Ciascun fiume ha la propria personalità; allo stato naturale i fiumi si autogestiscono perfettamente e si creano i propri spazi, all’interno dei quali scelgono i percorsi più funzionali alle proprie esigenze e con il trasporto solido fabbricano senza sosta le fertili pianure utili all’uomo. Le invadenti urbanizzazioni hanno rotto il delicato meccanismo imprigionandoli in superfici e sezioni d’alveo inadatte alla vita fluviale e non funzionali alle loro massime portate di piena.
Il peccato originale: l’aver costruito nei secoli intere città all’interno delle aree di stretta pertinenza fluviale, togliendo a fiumi e torrenti ogni possibilità di laminazione, di deflusso delle grandi piene e spazio per depositare fuori dai miseri alvei canalizzati i solidi trasportati con le piene. Per tale motivo, gli alvei nei settori pianeggianti sono in continuo e costante restringimento e innalzamento (diventano pensili). Questi fenomeni sommati alla totale mancanza di manutenzione ordinaria rappresentano gravi fattori di rischio, nonostante le opere (ove esistono) di protezione fluviale.

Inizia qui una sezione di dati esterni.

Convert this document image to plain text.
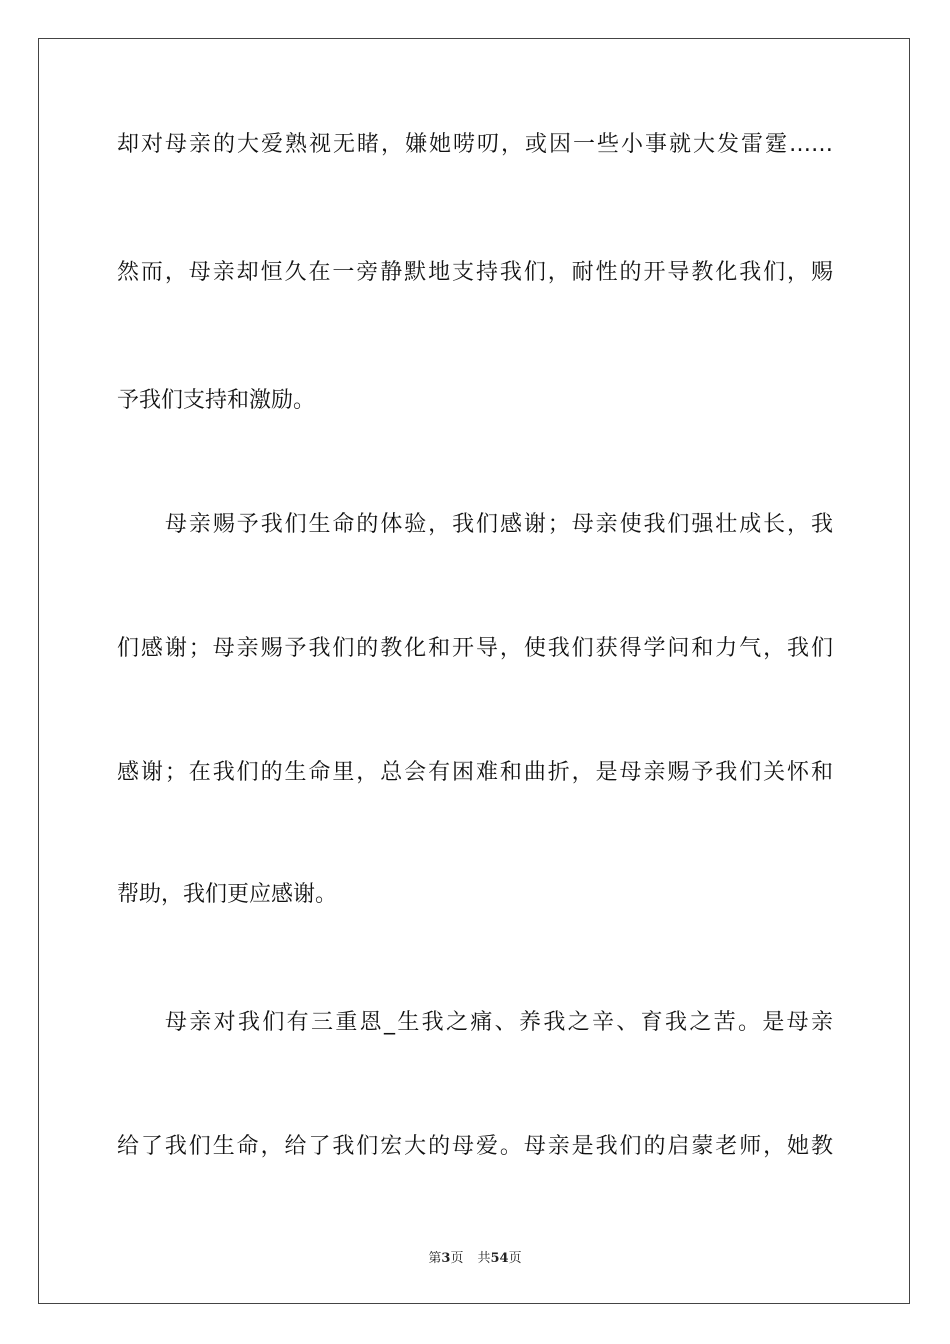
却对母亲的大爱熟视无睹，嫌她唠叨，或因一些小事就大发雷霆……
然而，母亲却恒久在一旁静默地支持我们，耐性的开导教化我们，赐
予我们支持和激励。
母亲赐予我们生命的体验，我们感谢；母亲使我们强壮成长，我
们感谢；母亲赐予我们的教化和开导，使我们获得学问和力气，我们
感谢；在我们的生命里，总会有困难和曲折，是母亲赐予我们关怀和
帮助，我们更应感谢。
母亲对我们有三重恩_生我之痛、养我之辛、育我之苦。是母亲
给了我们生命，给了我们宏大的母爱。母亲是我们的启蒙老师，她教
第3页 共54页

Opere costosissime, di norma poco rispettose del paesaggio e della vita fluviale in tutte le sue forme; inoltre soffrono di un proprio peccato originale: sono tutte progettate per resistere dagli eventi minori e non da quelli maggiori e disastrosi, perché considerati “rari”. Allo scopo si adotta un coefficiente denominato: “Tempo di ritorno delle piene”.
La legge impone per le opere di protezione fluviale, una portata di piena con decorrenza (tempo di ritorno) di 200 anni, tralasciando le portate superiori. Oggi nessuno può prevedere quanto sarà lunga tale decorrenza, perché sono troppe le variabili. La continua riduzione della sezione utile degli alvei e pochissimi i dati statistici, peraltro raccolti in condizioni climatiche molto diverse dalle attuali e, a maggior ragione, per quelle future. Pertanto il dato è prevalentemente stimato a naso, oppure in funzione dei soldi disponibili per le opere stesse; perciò, la valutazione resta arbitraria e poco scientifica. Mentre è relativamente facile valutare la massima portata possibile di un bacino imbrifero nel suo punto di convergenza al verificarsi delle peggiori condizioni climatiche.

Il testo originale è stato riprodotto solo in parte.